Template-free prediction of a new monotopic membrane protein fold and oligomeric assembly by Alphafold2
AlphaFold2 (AF2) has revolutionized the field of protein structural prediction. Here, we test its ability to predict the tertiary and quaternary structure of a previously undescribed scaffold with new folds and unusual architecture, the monotopic membrane protein caveolin-1 (CAV1). CAV1 assembles into a disc-shaped oligomer composed of 11 symmetrically arranged protomers, each assuming an identical new fold, and contains the largest parallel β-barrel known to exist in nature.

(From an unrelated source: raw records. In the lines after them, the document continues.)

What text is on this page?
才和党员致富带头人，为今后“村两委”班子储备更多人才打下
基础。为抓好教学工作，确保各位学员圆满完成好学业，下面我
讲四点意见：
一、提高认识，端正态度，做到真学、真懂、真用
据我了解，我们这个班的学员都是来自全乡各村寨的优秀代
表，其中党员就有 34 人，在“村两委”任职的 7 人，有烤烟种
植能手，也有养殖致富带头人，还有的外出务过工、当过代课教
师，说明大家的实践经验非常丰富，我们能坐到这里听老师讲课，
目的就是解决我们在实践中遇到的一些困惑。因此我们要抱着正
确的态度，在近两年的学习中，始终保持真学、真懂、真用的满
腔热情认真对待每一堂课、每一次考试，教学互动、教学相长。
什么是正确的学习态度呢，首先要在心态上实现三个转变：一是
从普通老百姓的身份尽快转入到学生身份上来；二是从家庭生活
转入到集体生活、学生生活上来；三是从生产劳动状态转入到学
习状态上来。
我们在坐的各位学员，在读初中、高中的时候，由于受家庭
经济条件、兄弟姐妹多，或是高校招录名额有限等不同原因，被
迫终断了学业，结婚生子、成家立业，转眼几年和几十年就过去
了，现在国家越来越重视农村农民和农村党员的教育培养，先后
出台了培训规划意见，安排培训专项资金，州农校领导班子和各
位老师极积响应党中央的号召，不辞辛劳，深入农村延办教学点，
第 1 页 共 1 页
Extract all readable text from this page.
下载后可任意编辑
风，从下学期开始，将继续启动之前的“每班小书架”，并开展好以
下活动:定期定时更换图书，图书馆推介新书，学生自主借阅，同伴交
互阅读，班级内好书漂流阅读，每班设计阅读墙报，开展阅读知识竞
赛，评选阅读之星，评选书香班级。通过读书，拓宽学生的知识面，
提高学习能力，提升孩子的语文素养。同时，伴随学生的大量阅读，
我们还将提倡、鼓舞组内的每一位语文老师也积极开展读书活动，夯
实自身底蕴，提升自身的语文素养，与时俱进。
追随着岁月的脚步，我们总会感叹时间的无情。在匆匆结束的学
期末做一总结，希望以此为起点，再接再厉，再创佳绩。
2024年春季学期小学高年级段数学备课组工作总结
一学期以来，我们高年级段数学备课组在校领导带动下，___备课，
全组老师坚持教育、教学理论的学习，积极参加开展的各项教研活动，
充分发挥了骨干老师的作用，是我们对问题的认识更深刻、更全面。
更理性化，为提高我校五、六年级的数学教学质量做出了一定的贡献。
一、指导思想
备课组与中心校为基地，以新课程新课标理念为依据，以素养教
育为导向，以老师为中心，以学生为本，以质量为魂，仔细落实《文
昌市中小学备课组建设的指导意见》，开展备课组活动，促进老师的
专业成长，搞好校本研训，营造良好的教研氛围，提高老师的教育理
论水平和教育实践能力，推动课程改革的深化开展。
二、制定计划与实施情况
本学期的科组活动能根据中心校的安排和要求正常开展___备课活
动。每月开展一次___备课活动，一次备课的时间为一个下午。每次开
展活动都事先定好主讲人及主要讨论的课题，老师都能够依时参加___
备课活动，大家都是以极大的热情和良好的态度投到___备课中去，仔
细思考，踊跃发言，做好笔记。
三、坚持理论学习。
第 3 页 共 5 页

Remarkably, AF2 predicts both the fold of the protomers and interfaces between them. It also assembles between 7 and 15 copies of CAV1 into disc-shaped complexes. However, the predicted multimers are energetically strained, especially the parallel β-barrel. These findings highlight the ability of AF2 to correctly predict new protein folds and oligomeric assemblies at a granular level while missing some elements of higher order complexes, thus positing a new direction for the continued development of deep learning protein structure prediction approaches.